The following analysis was sent along by Brand Finance, a brand valuation and strategy consultancy.
It is one of the biggest deals of the year and has sent shock waves through the brewing industry. The announced acquisition price of $107 billion paid by AB InBev for SABMiller implies a colossal value of $120 billion when debt is accounted for. Just $13 billion of this is made up of tangible assets such as property, plant, machinery. The remaining $107 billion is composed entirely of intangible assets (formulas, recipes, customer relationships, Goodwill and brands) which constitute 89 percent of the value.
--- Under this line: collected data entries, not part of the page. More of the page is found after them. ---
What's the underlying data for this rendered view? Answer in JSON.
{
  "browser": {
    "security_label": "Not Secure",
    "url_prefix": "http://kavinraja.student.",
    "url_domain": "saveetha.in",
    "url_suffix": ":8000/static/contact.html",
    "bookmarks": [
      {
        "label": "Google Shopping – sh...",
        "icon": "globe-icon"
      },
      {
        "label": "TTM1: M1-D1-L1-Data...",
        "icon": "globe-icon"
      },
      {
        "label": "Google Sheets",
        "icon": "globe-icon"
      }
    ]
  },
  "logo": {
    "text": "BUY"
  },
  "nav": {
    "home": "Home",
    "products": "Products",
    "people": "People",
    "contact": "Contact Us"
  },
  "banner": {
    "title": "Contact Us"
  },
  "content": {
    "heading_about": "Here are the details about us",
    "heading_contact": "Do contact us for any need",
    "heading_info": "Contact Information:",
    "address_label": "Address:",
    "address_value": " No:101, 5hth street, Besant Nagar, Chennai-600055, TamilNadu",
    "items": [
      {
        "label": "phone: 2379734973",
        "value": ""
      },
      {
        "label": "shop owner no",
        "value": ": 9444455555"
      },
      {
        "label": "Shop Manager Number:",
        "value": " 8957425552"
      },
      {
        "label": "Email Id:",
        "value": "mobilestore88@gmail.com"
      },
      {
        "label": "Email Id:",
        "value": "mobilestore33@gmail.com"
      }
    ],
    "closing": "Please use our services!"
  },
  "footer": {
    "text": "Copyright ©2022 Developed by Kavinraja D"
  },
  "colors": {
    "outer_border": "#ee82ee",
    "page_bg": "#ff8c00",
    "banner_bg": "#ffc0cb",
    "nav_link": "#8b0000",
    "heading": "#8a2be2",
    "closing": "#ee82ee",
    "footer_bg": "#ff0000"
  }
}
Brand Finance has examined this massive intangible asset value. Using widely accepted valuation techniques (mirroring AB InBev’s own accounting policies) Brand Finance has estimated the split of different intangible asset types. Brands, as defined by AB InBev, constitute $32 billion of the total. Other specific identifiable intangibles, such as software, account for approximately $4 billion. The remainder or “hangover” comes in the form of Residual Goodwill. Goodwill is defined very broadly by AB InBev in its accounting policies and at US$71 billion, Brand Finance’s calculations indicate that it represents 67 percent of the total intangible asset value and 59 percent of the total implied value.
Ab InBev will no doubt be more than pleased at the success of the deal but will have to extract huge post acquisition synergies to justify the extraordinary Goodwill figure. It is looking to do just that, targeting savings of $1.4 billion on top of the $1 billion annual savings reported by Alan Clark to SABMiller’s investors last month. This has further alarmed those concerned about the impact on employees and consumers of the deal. AB InBev is by far the most profitable of the major brewers with an operating margin of 32 percent compared to SABMiller, Heineken and Carlsberg’s margins of 20, 14 and 12 percent respectively. Such savings may justify the Goodwill figure in the end, at least to AB InBev’s shareholders.
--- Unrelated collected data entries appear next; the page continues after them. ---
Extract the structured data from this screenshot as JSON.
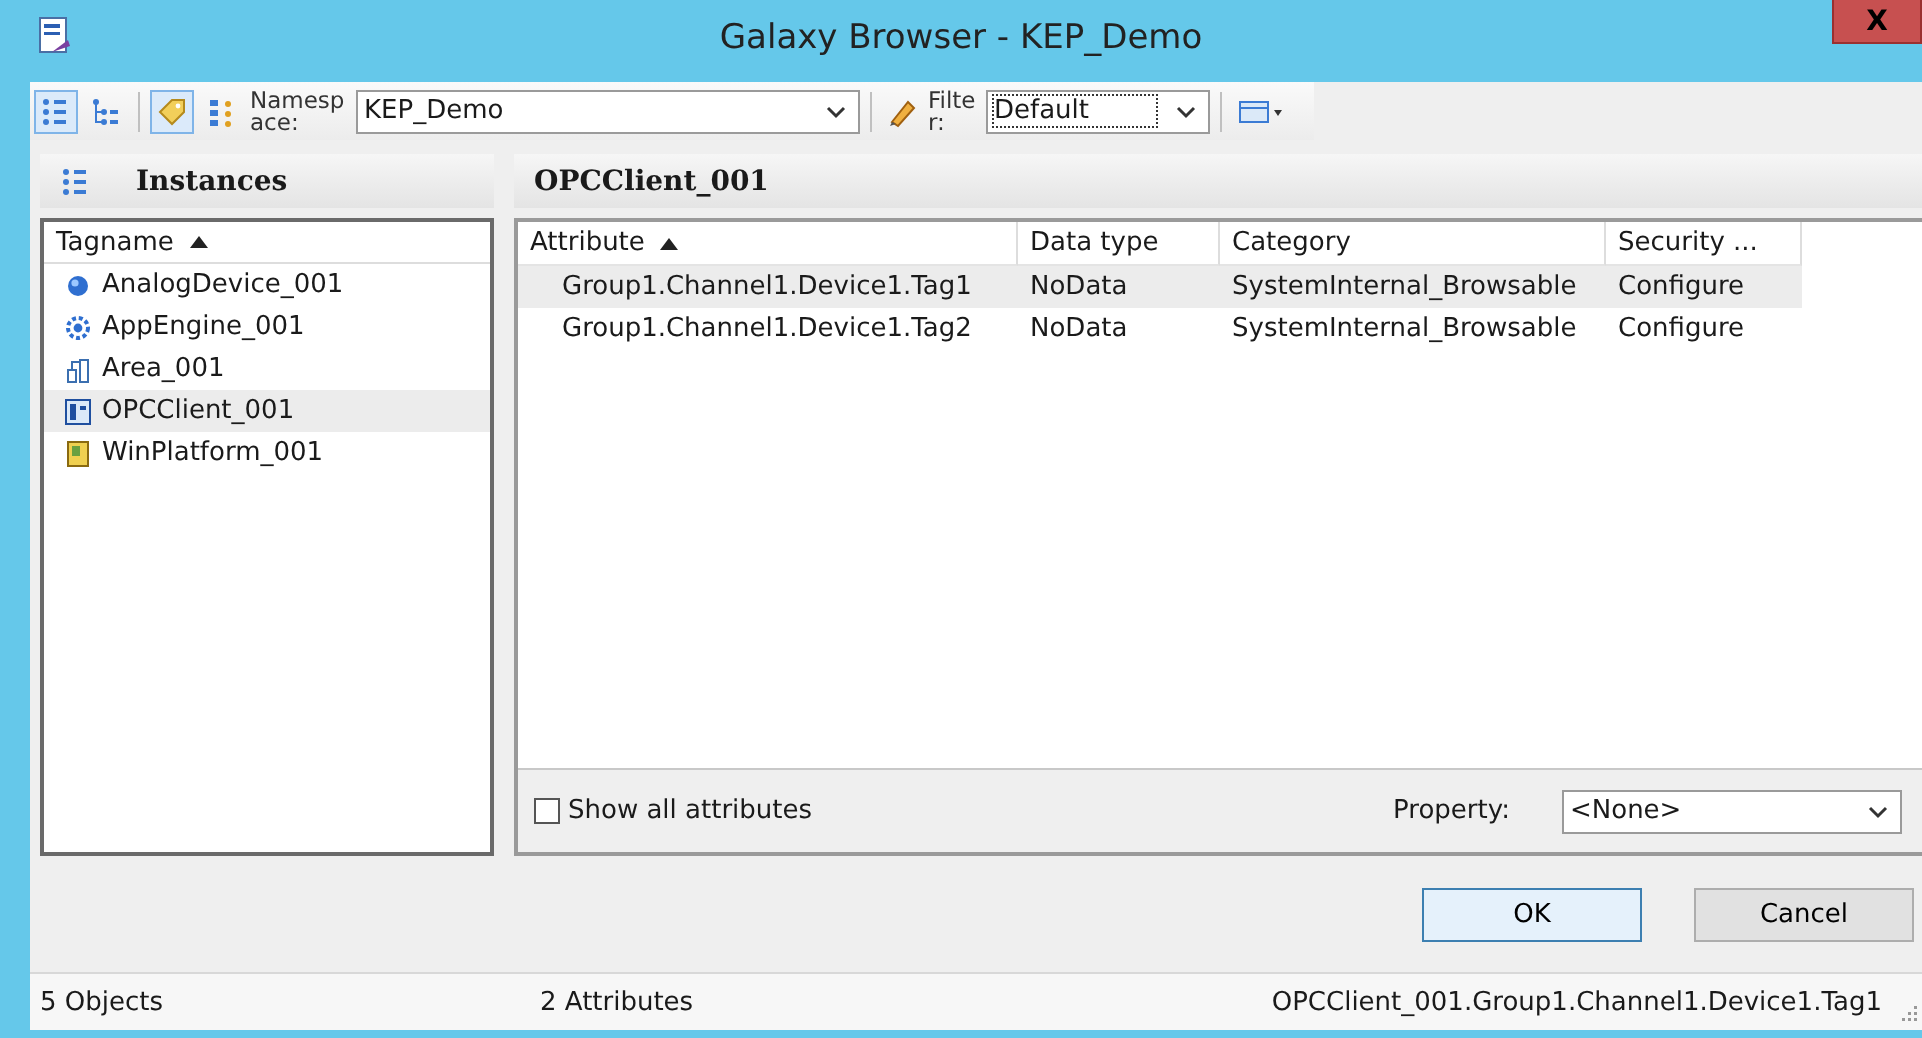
{
  "window": {
    "title": "Galaxy Browser - KEP_Demo",
    "close": "X"
  },
  "toolbar": {
    "buttons": [
      {
        "kind": "list",
        "selected": true
      },
      {
        "kind": "tree",
        "selected": false
      },
      {
        "kind": "tag",
        "selected": true
      },
      {
        "kind": "hierarchy",
        "selected": false
      }
    ],
    "namespace": {
      "label": "Namespace:",
      "value": "KEP_Demo"
    },
    "filter": {
      "label": "Filter:",
      "value": "Default"
    }
  },
  "instances": {
    "title": "Instances",
    "column": "Tagname",
    "items": [
      {
        "kind": "device",
        "name": "AnalogDevice_001",
        "selected": false
      },
      {
        "kind": "engine",
        "name": "AppEngine_001",
        "selected": false
      },
      {
        "kind": "area",
        "name": "Area_001",
        "selected": false
      },
      {
        "kind": "client",
        "name": "OPCClient_001",
        "selected": true
      },
      {
        "kind": "platform",
        "name": "WinPlatform_001",
        "selected": false
      }
    ]
  },
  "attributes": {
    "title": "OPCClient_001",
    "columns": [
      "Attribute",
      "Data type",
      "Category",
      "Security ..."
    ],
    "rows": [
      {
        "cells": [
          "Group1.Channel1.Device1.Tag1",
          "NoData",
          "SystemInternal_Browsable",
          "Configure"
        ],
        "selected": true
      },
      {
        "cells": [
          "Group1.Channel1.Device1.Tag2",
          "NoData",
          "SystemInternal_Browsable",
          "Configure"
        ],
        "selected": false
      }
    ],
    "show_all": {
      "label": "Show all attributes",
      "checked": false
    },
    "property": {
      "label": "Property:",
      "value": "<None>"
    }
  },
  "buttons": [
    {
      "label": "OK",
      "kind": "default"
    },
    {
      "label": "Cancel",
      "kind": "normal"
    }
  ],
  "status_bar": [
    "5 Objects",
    "2 Attributes",
    "OPCClient_001.Group1.Channel1.Device1.Tag1"
  ]
}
David Haigh CEO of Brand Finance said: “With this deal AB InBev has created a huge Goodwill figure in its balance sheet. It has no doubt created huge seasonal Goodwill with the happy shareholders at SAB Miller. For them Christmas has come early this year!”
SABMiller, key figures:
|Implied Total Value||120|
|Intangible Asset Split||Goodwill||71|
|Other Intangible Assets||4|
Brand Finance’s analysis also reveals a number of other significant trends. The first is the importance of localism to the beer industry. Big beer is facing an ever more pressing threat from locally based craft brewers that are growing rapidly. This is reflected in SABMiller’s brand portfolio. It includes more than 100 brands but only three (Peroni, Pilsner Urquell and Grolsch) are global and account for just 10 percent of the total brand value.This percentage would be higher, however, a regulatory condition of the deal was that SABMiller sell its 58 percent stake in MillerCoors, meaning that AB InBev will not take ownership of Miller, which had been SAB’s most valuable brand. Haigh commented: “Probably the most important point is that the figures highlight the significance of intangible assets to beer companies.
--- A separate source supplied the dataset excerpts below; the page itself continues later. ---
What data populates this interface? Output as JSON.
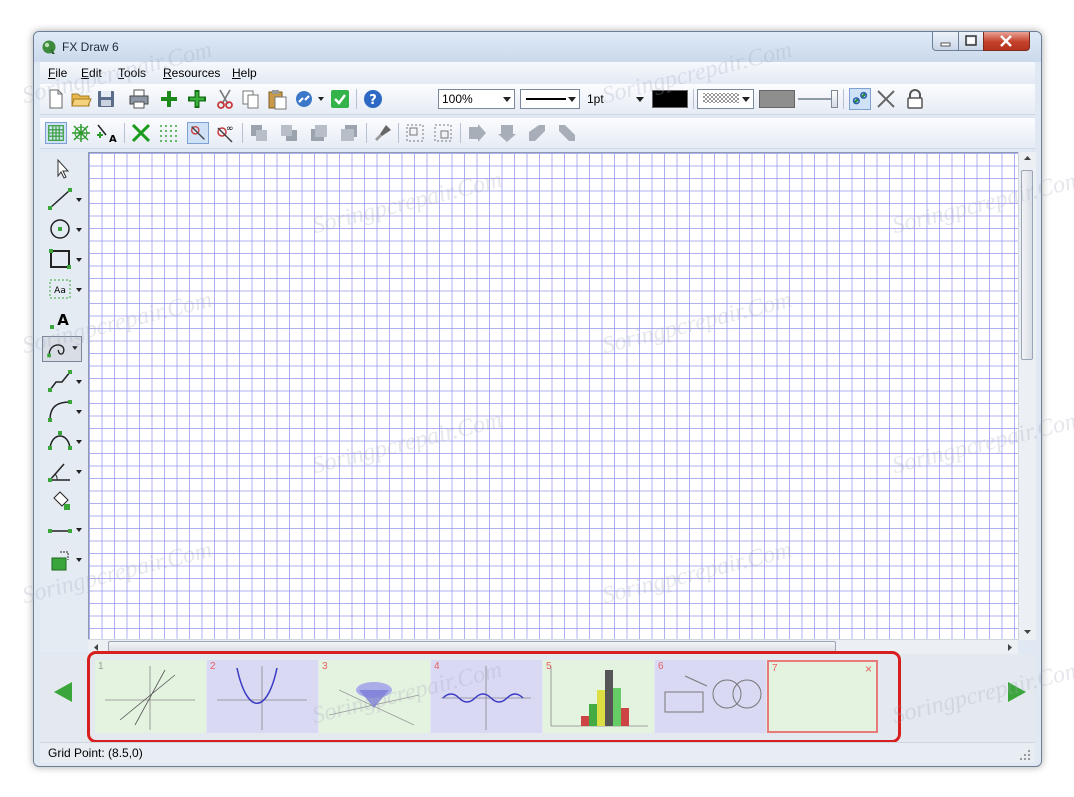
{
  "window": {
    "title": "FX Draw 6"
  },
  "menu": {
    "file": "File",
    "edit": "Edit",
    "tools": "Tools",
    "resources": "Resources",
    "help": "Help"
  },
  "toolbar": {
    "zoom": "100%",
    "line_width": "1pt"
  },
  "pages": [
    {
      "number": "1"
    },
    {
      "number": "2"
    },
    {
      "number": "3"
    },
    {
      "number": "4"
    },
    {
      "number": "5"
    },
    {
      "number": "6"
    },
    {
      "number": "7"
    }
  ],
  "status": {
    "text": "Grid Point: (8.5,0)"
  },
  "watermark": "Soringpcrepair.Com",
  "colors": {
    "grid": "#9a9ae8",
    "accent_red": "#d81f1f",
    "nav_green": "#3aa53a"
  }
}
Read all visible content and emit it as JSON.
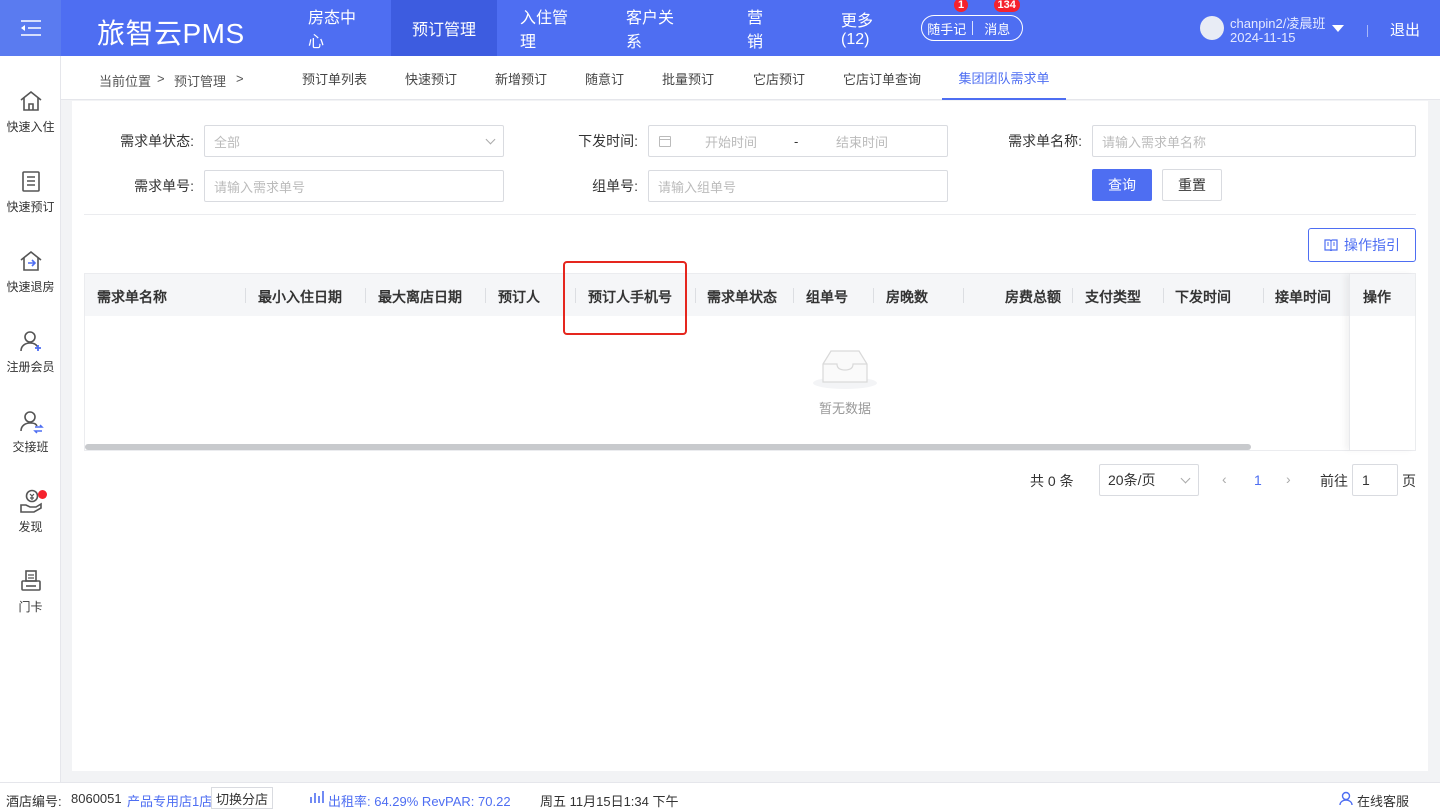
{
  "header": {
    "brand": "旅智云PMS",
    "nav": [
      "房态中心",
      "预订管理",
      "入住管理",
      "客户关系",
      "营销",
      "更多(12)"
    ],
    "active_nav": "预订管理",
    "notes_label": "随手记",
    "notes_badge": "1",
    "messages_label": "消息",
    "messages_badge": "134",
    "user_name": "chanpin2/凌晨班",
    "user_date": "2024-11-15",
    "logout": "退出",
    "accent_color": "#4e6ef2"
  },
  "sidebar": {
    "items": [
      {
        "label": "快速入住",
        "icon": "home-icon"
      },
      {
        "label": "快速预订",
        "icon": "list-doc-icon"
      },
      {
        "label": "快速退房",
        "icon": "house-exit-icon"
      },
      {
        "label": "注册会员",
        "icon": "user-plus-icon"
      },
      {
        "label": "交接班",
        "icon": "user-swap-icon"
      },
      {
        "label": "发现",
        "icon": "money-hand-icon"
      },
      {
        "label": "门卡",
        "icon": "card-printer-icon"
      }
    ]
  },
  "breadcrumb": {
    "prefix": "当前位置",
    "sep1": ">",
    "section": "预订管理",
    "sep2": ">"
  },
  "tabs": [
    "预订单列表",
    "快速预订",
    "新增预订",
    "随意订",
    "批量预订",
    "它店预订",
    "它店订单查询",
    "集团团队需求单"
  ],
  "active_tab": "集团团队需求单",
  "filters": {
    "status_label": "需求单状态:",
    "status_value": "全部",
    "issue_time_label": "下发时间:",
    "start_placeholder": "开始时间",
    "range_sep": "-",
    "end_placeholder": "结束时间",
    "name_label": "需求单名称:",
    "name_placeholder": "请输入需求单名称",
    "number_label": "需求单号:",
    "number_placeholder": "请输入需求单号",
    "group_label": "组单号:",
    "group_placeholder": "请输入组单号",
    "query": "查询",
    "reset": "重置"
  },
  "guide_button": "操作指引",
  "table": {
    "columns": [
      "需求单名称",
      "最小入住日期",
      "最大离店日期",
      "预订人",
      "预订人手机号",
      "需求单状态",
      "组单号",
      "房晚数",
      "房费总额",
      "支付类型",
      "下发时间",
      "接单时间"
    ],
    "action_column": "操作",
    "rows": [],
    "empty_text": "暂无数据"
  },
  "pagination": {
    "total": "共 0 条",
    "page_size": "20条/页",
    "prev": "‹",
    "current": "1",
    "next": "›",
    "goto_label": "前往",
    "goto_value": "1",
    "goto_suffix": "页"
  },
  "statusbar": {
    "hotel_label": "酒店编号:",
    "hotel_no": "8060051",
    "store_name": "产品专用店1店",
    "switch_store": "切换分店",
    "occupancy": "出租率: 64.29% RevPAR: 70.22",
    "datetime": "周五 11月15日1:34 下午",
    "support": "在线客服"
  }
}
The return to SAB Miller shareholders over the last 15 years has been huge, driven by huge growth in the value of its intangible assets. The deal is predicted to presage further consolidation in the industry. Those acquiring should carefully examine the value of their target’s assets to avoid overpaying, those being acquired should do the same — undervaluation of assets such as brands could lead to lost revenue, an inability to fend off hostile takeovers and hence consolidation that may lead to job losses.”